Voilà un père et un fils qui s’entendent comme larrons en foire pour régler leur problème de succession. Ce serait chose bien rassurante s’ils n’étaient l’un et l’autre de dangereux fanatiques, attachés à réduire par le fer, l’eau et le feu toute liberté de conscience et au-delà de pensée. Car ce sont là gens d’Inquisition qui vont jusque dans le plus intime de la vie quotidienne tenter d’imposer (à peine de tortures et de mort) la vraie foi, le règne du Christ par l’entremise de son Église (catholique, apostolique et romaine). Et, on n’en est pas encore débarrassés hic et nunc (ici et maintenant) et dès lors, pour notre part, reprenons notre tâche et tissons le linceul de ce vieux monde inféodé, croyant, crédule, catholique et cacochyme.



Heureusement !


Ainsi Parlaient Marco Valdo M.I. et Lucien Lane



Monsieur et père, écrivait Philippe,
Il me déplaît de devoir vivre en ce pays
Où pullulent comme puces, chenilles et sauterelles
Ces hérétiques que notre Mère l’Église honnit.

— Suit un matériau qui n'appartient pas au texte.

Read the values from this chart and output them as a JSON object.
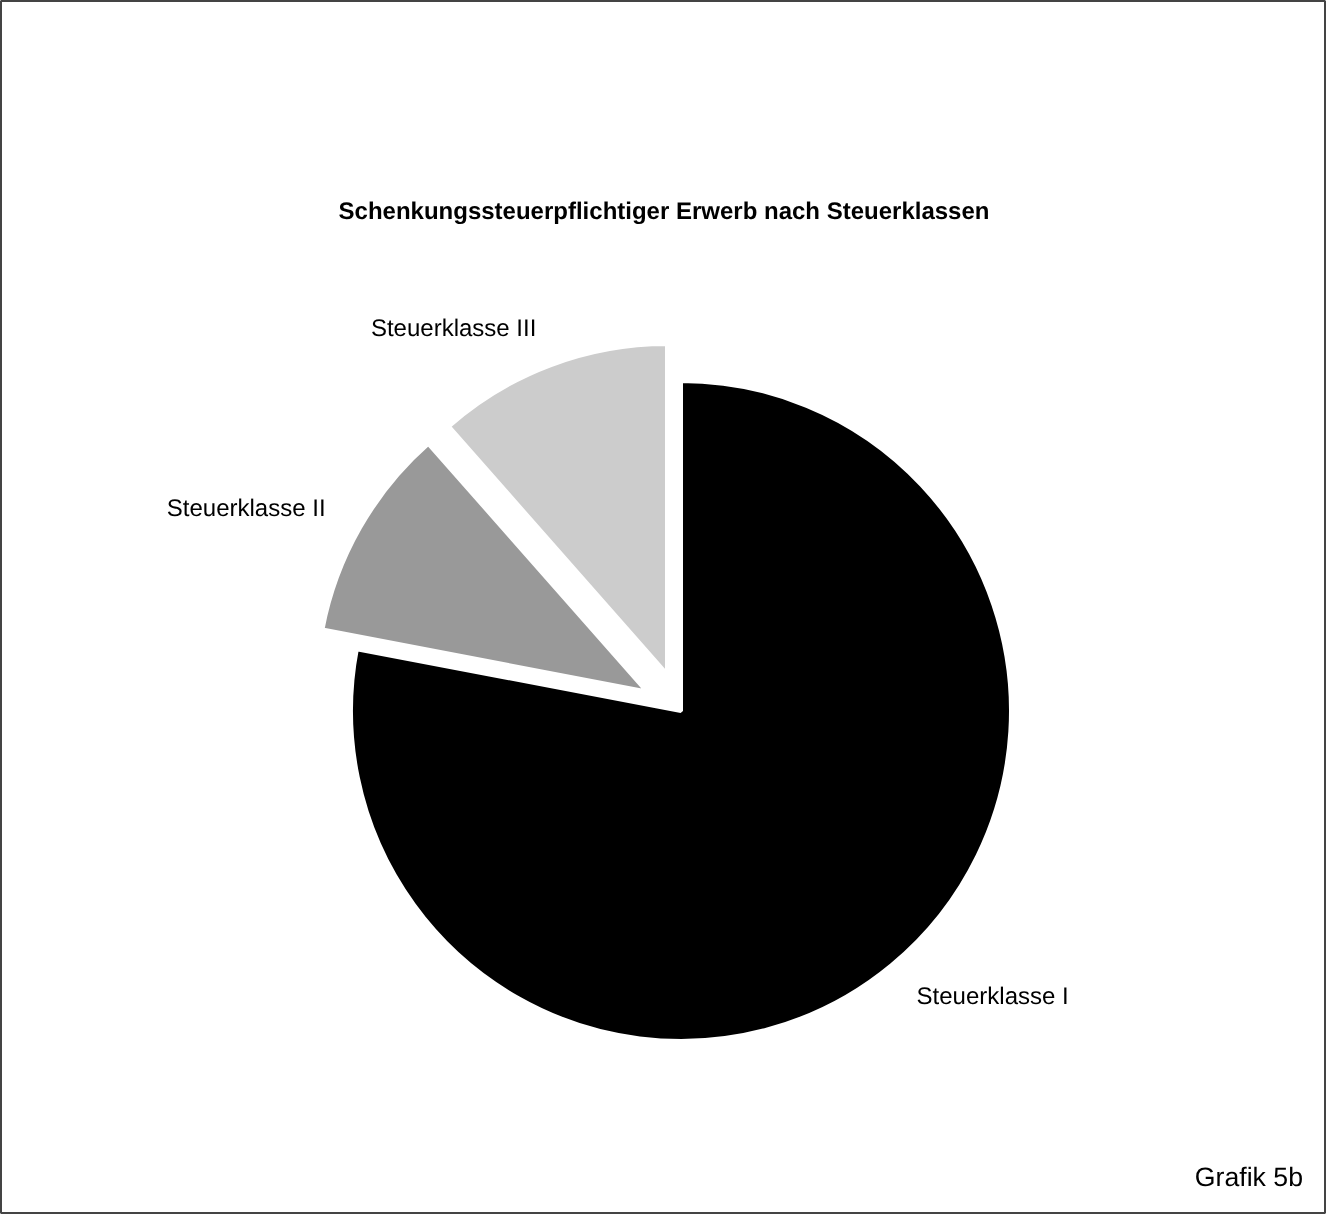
{
  "chart_data": {
    "type": "pie",
    "title": "Schenkungssteuerpflichtiger Erwerb nach Steuerklassen",
    "categories": [
      "Steuerklasse I",
      "Steuerklasse II",
      "Steuerklasse III"
    ],
    "values": [
      78,
      10.5,
      11.5
    ],
    "colors": [
      "#000000",
      "#999999",
      "#cccccc"
    ],
    "annotations": [
      "Grafik 5b"
    ]
  }
}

Ici, je ne suis pas le roi
Mais tout bonnement le mari de la Reine
Et ces gens se moquent de moi,
Du Pape et de notre Mère l’Église souveraine.

On m’insulte, on me dit parricide,
Prêt à frapper votre Majesté pour hériter.
Ce sont là des propos méchants et acides.
Longue vie et long règne à votre Majesté !

On invente, on calomnie, on médit, on dit aussi
Que par le feu, je torture les chats pour mon plaisir.
Et ces gens sont si assotés d’animaux en ce pays
Qu’ils me reprochent jusqu’à cet innocent loisir.

Et la Reine, ma femme est stérile
Et jalouse et farouche et gloute d’amour.
Elle me poursuit nuit et jour.
Je souffre parmi cette engeance incivile.

Monsieur et fils, répondait Charles,
Vos ennuis sont grands, soyez patient.
Apprenez que bientôt vous attend
La couronne ; vous savez de quoi je parle.

Je suis vieux, goutteux maintenant.
Il devient temps de céder aux jeunes gens.
À Metz, j’ai perdu quarante-mille soldats
J’ai fui devant Saxe et je ne m’en remets pas.

Alors, Monsieur et fils, je suis d’avis
De vous laisser mes royaumes. Entretemps,
Tuez les hérétiques, leurs femmes et leurs enfants.
Vous ferez bien, car de cela, Dieu sera ravi.